# The ONLY guide you’ll need for GitHub Spec Kit

Source: The ONLY guide you’ll need for GitHub Spec Kit - YouTube

  • What SpecKit is: an open-source toolkit from GitHub for spec-driven development (SDD) (see Spec-Driven Development) that helps teams avoid “vibe coding” by structuring work around specs instead of ad-hoc prompts.

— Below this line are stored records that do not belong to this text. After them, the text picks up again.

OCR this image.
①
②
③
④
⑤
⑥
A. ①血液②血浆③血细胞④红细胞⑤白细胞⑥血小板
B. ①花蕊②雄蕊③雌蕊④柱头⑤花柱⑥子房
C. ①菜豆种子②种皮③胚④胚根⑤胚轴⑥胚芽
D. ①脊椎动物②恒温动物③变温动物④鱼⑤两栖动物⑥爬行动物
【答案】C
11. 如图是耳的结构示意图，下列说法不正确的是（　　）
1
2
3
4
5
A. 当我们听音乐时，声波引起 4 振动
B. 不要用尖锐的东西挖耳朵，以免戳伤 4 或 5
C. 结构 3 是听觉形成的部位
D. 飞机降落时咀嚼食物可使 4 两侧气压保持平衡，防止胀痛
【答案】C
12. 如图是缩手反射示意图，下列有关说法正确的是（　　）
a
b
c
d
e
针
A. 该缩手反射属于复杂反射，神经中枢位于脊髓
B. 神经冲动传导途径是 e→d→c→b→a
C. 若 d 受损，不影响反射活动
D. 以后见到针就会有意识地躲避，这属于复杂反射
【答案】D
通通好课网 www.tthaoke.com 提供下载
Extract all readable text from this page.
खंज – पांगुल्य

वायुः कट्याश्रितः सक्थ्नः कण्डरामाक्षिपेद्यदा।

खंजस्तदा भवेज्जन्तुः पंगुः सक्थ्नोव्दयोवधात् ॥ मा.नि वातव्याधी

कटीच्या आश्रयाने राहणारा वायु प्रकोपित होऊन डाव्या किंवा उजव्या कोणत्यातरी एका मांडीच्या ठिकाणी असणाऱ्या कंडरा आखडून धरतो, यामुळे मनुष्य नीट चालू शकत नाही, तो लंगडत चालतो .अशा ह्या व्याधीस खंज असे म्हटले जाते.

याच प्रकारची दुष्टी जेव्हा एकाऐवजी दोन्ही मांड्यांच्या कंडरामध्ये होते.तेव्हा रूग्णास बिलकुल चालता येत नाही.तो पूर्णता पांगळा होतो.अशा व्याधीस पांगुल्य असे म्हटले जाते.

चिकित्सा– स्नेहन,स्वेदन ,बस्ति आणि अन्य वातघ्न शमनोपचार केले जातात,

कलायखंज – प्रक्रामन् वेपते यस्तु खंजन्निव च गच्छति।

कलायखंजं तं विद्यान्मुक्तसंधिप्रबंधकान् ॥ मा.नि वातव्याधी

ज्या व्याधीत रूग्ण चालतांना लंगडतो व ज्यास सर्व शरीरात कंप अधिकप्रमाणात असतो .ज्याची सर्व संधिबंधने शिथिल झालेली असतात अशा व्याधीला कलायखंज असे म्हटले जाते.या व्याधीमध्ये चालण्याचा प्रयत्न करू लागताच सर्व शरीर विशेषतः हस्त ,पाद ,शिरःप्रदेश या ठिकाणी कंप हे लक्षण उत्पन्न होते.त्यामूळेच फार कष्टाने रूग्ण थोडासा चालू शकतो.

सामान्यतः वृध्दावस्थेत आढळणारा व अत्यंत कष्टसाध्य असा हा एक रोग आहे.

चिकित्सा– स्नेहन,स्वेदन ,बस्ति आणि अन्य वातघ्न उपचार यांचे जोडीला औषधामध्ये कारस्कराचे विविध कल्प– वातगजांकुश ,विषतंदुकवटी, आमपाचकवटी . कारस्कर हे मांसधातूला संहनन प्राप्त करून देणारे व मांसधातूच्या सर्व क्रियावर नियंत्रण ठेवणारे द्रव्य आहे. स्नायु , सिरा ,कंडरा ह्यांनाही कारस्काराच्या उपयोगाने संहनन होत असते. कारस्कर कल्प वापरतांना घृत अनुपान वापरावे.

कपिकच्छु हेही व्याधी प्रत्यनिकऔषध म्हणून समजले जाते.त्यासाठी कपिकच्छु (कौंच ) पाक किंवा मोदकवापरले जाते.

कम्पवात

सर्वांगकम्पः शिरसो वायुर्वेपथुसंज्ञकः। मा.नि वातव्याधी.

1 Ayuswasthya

  • Core workflow (tools & artifacts):

    • Constitution – non-negotiable principles (e.g., static-first, accessibility baseline).
    • Spec – the what & why (user stories, acceptance criteria, no implementation details).
    • Plan – the technical how that must respect the constitution.
    • Tasks – broken-down, executable steps; helper scripts handle deterministic actions (git branches, JSON, etc.).
    • VS Code slash commands (custom prompts) power this flow; everything lives as markdown/json in the repo.
  • Getting started options:

    • Use the specify CLI (installable via uvx directly from the repo; PyPI publish planned).
    • Or download templates from GitHub Releases (supports multiple agents and script types).
    • Agents supported: Copilot, Claude Code, Gemini CLI, Cursor (new).
      Scripts: PowerShell and shell; Windows now works natively with PowerShell.
  • Why SDD: reduces ambiguity, keeps teams out of rabbit holes, separates requirements from implementation so you can re-generate code with different frameworks or models using the same spec.

  • Demo highlight: bootstrapped a podcast website (“podsite”)

    • Used GPT-5 for constitution/spec/plan; used Sonnet 4 to implement.
    • Stack: Next.js in static mode, no DB, responsive design; generated Landing (featured episode), Episodes, About, FAQ with mocked data.
    • Built and ran locally; artifacts (spec, plan, research, data model, tasks) grouped per feature for easy re-runs or model switching.
  • Best practices & guidance:

    • Keep specs implementation-agnostic; use the acceptance checklist and clear “needs clarification” items (or let the model take best-guess, then update the checklist).
    • Prefer scripts for deterministic steps; let LLMs handle drafting and code.
    • Models have different strengths—experiment and switch models as needed.
    • You can integrate MCP tools (e.g., Figma) to align with a design system.
  • Community & contributions:

    • File issues with context (not “DR?”) and discuss big changes first.
    • Don’t open a PR that rewrites everything (e.g., into a single MCP server) without prior discussion.
    • Feedback is actively monitored; more agent integrations and packaging improvements are coming.